奥さんにお酌してもらう、またこちらからお酌返しをすると、普段あまり話す時間がなくても、この晩酌時はゆっくりと話ができて親密になれるかも。
釜屋新八 純米酒は埼玉県騎西町の株式会社釜屋で
埼玉県騎西町にある株式会社釜屋。
初代釜屋新八がこの地で寛延元年 1748年に創業した今年で270年の蔵元。
初代の名前を冠した「釜屋新八 純米酒」、食事と共に楽しめるいわゆる食中酒を目指して造られました。
釜屋、現在は13代目の小森 順一さんが社長ですが、お父様である12代目の小森行輝さんが、蔵の将来を考えてこの「釜屋新八 純米酒」を世に出そうと決断されました。
「釜屋の酒造りに対する考え方」という決意を固めた手紙がありますが、そこには蔵の将来を真剣に考えて純米酒というあえて手間がかかるものを造ろうとする気持ちがこもっています。
それまでは、どちらかというと安くても酔えるお酒を多く作っていて、お酒に対しての愛情が薄かった、いわゆる商品としか見ていなかったようです。
このままではいかん!と考えていた12代目小森行輝さんは純米酒造りのパイオニア、神亀酒造の故小川原専務などに相談していたとか。
そこから生産量を減らしてまでも良いお米を使い、純米酒を造っていこうと決意。
すごく大きな決断をされたと思います。
ひるがえって初代創業者の釜屋新八さん。
この方も家宝書を書き残しています。
それを読むと、酒造りや商売に対して、真剣に取り組んでいたのが分かります。
その家宝書には「商品の仕入れをおろそかにすることなく、良質の品を薄利で売ること、そしてお得意様の信用を売ることが家業を永続きさせるゆえんである」と書かれているそうです。
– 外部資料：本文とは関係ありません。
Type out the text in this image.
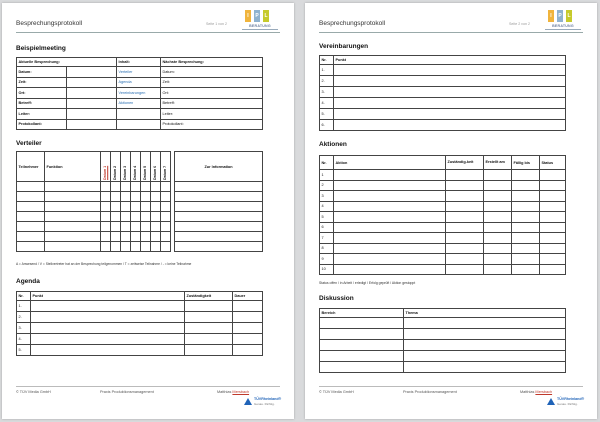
Besprechungsprotokoll	Seite 1 von 2
I	P L
BERATUNG
Beispielmeeting
Aktuelle Besprechung:		Inhalt:	Nächste Besprechung:
Datum:		Verteiler	Datum:
Zeit:		Agenda	Zeit:
Ort:		Vereinbarungen	Ort:
Betreff:		Aktionen	Betreff:
Leiter:			Leiter:
Protokollant:			Protokollant:
Verteiler
Teilnehmer	Funktion	Datum 1	Datum 2	Datum 3	Datum 4	Datum 5	Datum 6	Datum 7		Zur Information

A = Anwesend / V = Stellvertreter hat an der Besprechung teilgenommen / T = zeitweise Teilnahme / - = keine Teilnahme
Agenda
Nr.	Punkt	Zuständigkeit	Dauer
1.			
2.			
3.			
4.			
5.			
© TÜV Media GmbH	Praxis Produktionsmanagement	Matthias Mersbach
TÜVRheinland®
Genau. Richtig.
Besprechungsprotokoll	Seite 2 von 2
I	P L
BERATUNG
Vereinbarungen
Nr.	Punkt
1.	
2.	
3.	
4.	
5.	
6.	
Aktionen
Nr.	Aktion	Zuständig-keit	Erstellt am	Fällig bis	Status
1					
2					
3					
4					
5					
6					
7					
8					
9					
10					
Status offen / in Arbeit / erledigt / Erfolg geprüft / Aktion gestoppt
Diskussion
Bereich	Thema

© TÜV Media GmbH	Praxis Produktionsmanagement	Matthias Mersbach
TÜVRheinland®
Genau. Richtig.
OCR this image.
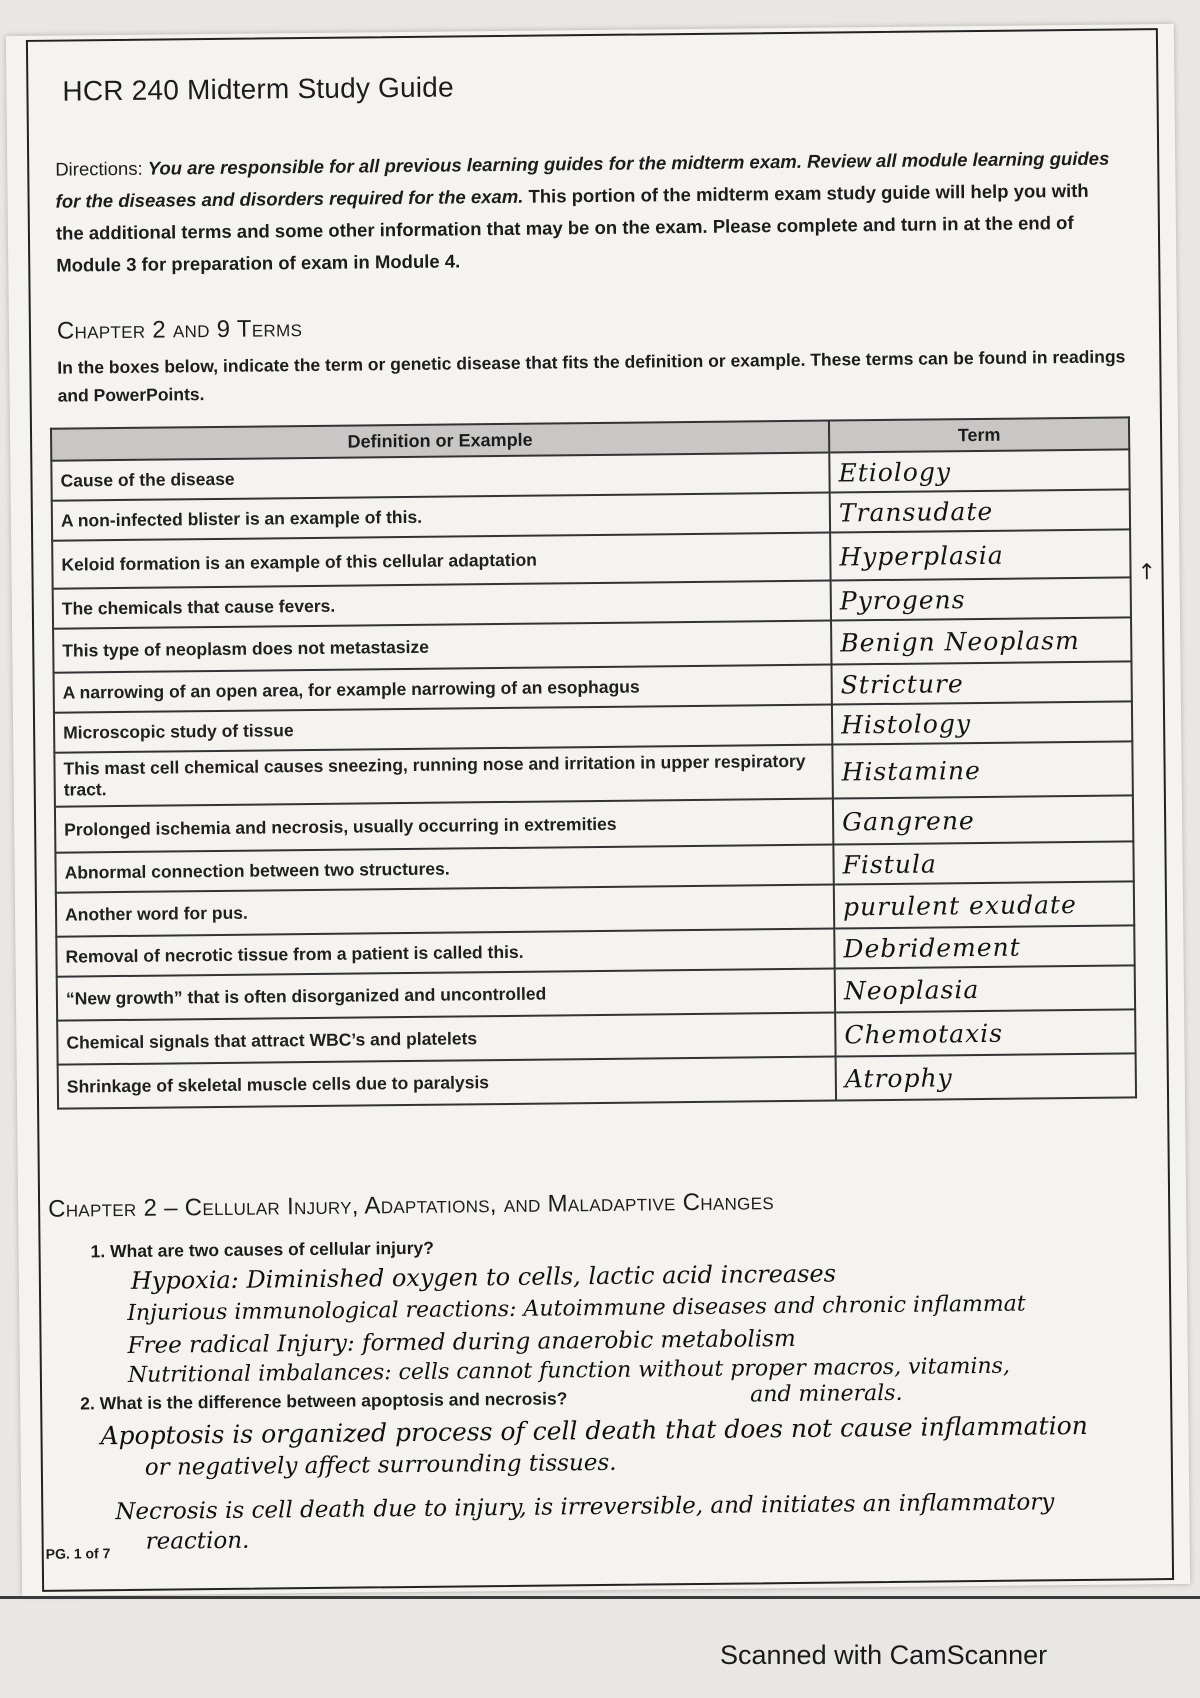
HCR 240 Midterm Study Guide
Directions: You are responsible for all previous learning guides for the midterm exam. Review all module learning guides for the diseases and disorders required for the exam. This portion of the midterm exam study guide will help you with the additional terms and some other information that may be on the exam. Please complete and turn in at the end of Module 3 for preparation of exam in Module 4.
Chapter 2 and 9 Terms
In the boxes below, indicate the term or genetic disease that fits the definition or example. These terms can be found in readings and PowerPoints.
Definition or Example	Term
Cause of the disease	Etiology
A non-infected blister is an example of this.	Transudate
Keloid formation is an example of this cellular adaptation	Hyperplasia
The chemicals that cause fevers.	Pyrogens
This type of neoplasm does not metastasize	Benign Neoplasm
A narrowing of an open area, for example narrowing of an esophagus	Stricture
Microscopic study of tissue	Histology
This mast cell chemical causes sneezing, running nose and irritation in upper respiratory tract.	Histamine
Prolonged ischemia and necrosis, usually occurring in extremities	Gangrene
Abnormal connection between two structures.	Fistula
Another word for pus.	purulent exudate
Removal of necrotic tissue from a patient is called this.	Debridement
“New growth” that is often disorganized and uncontrolled	Neoplasia
Chemical signals that attract WBC’s and platelets	Chemotaxis
Shrinkage of skeletal muscle cells due to paralysis	Atrophy
↑
Chapter 2 – Cellular Injury, Adaptations, and Maladaptive Changes
1. What are two causes of cellular injury?
Hypoxia: Diminished oxygen to cells, lactic acid increases
Injurious immunological reactions: Autoimmune diseases and chronic inflammat
Free radical Injury: formed during anaerobic metabolism
Nutritional imbalances: cells cannot function without proper macros, vitamins,
and minerals.
2. What is the difference between apoptosis and necrosis?
Apoptosis is organized process of cell death that does not cause inflammation
or negatively affect surrounding tissues.
Necrosis is cell death due to injury, is irreversible, and initiates an inflammatory
reaction.
PG. 1 of 7
Scanned with CamScanner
この蔵は長い間、お酒つくりに真摯に取り組んできたんだなぁと感じます。
まとめ
釜屋新八 純米酒の酒質など:
日本酒度:+5(辛口)
酸度:1.2
アルコール度数:15.5度
精米歩合:40パーセント
原料米:山田錦
最後になりましたが、この釜屋新八がオススメの理由を。
このお酒、まず純米酒であること。
純米酒には醸造用アルコールは入っていません。
お米と米麹、水のみで造られています。
たくさん飲んでも翌日、二日酔いにならないのが素敵です。
かといって、醸造用アルコールの入っている日本酒が全てダメかというと、そんなことはなく。
これはまた別の機会にでもお話ししますね。
次にお燗がおいしくなること。
そのままの温度で飲んでも良いですが、このお酒はお燗、できればぬる燗で飲んでいただきたいです。
お猪口から伝わる温もり、口に含んだときに広がる味わいはお燗ならでは。
和食に合う純米酒を探しているなら、この釜屋新八 純米酒はオススメです。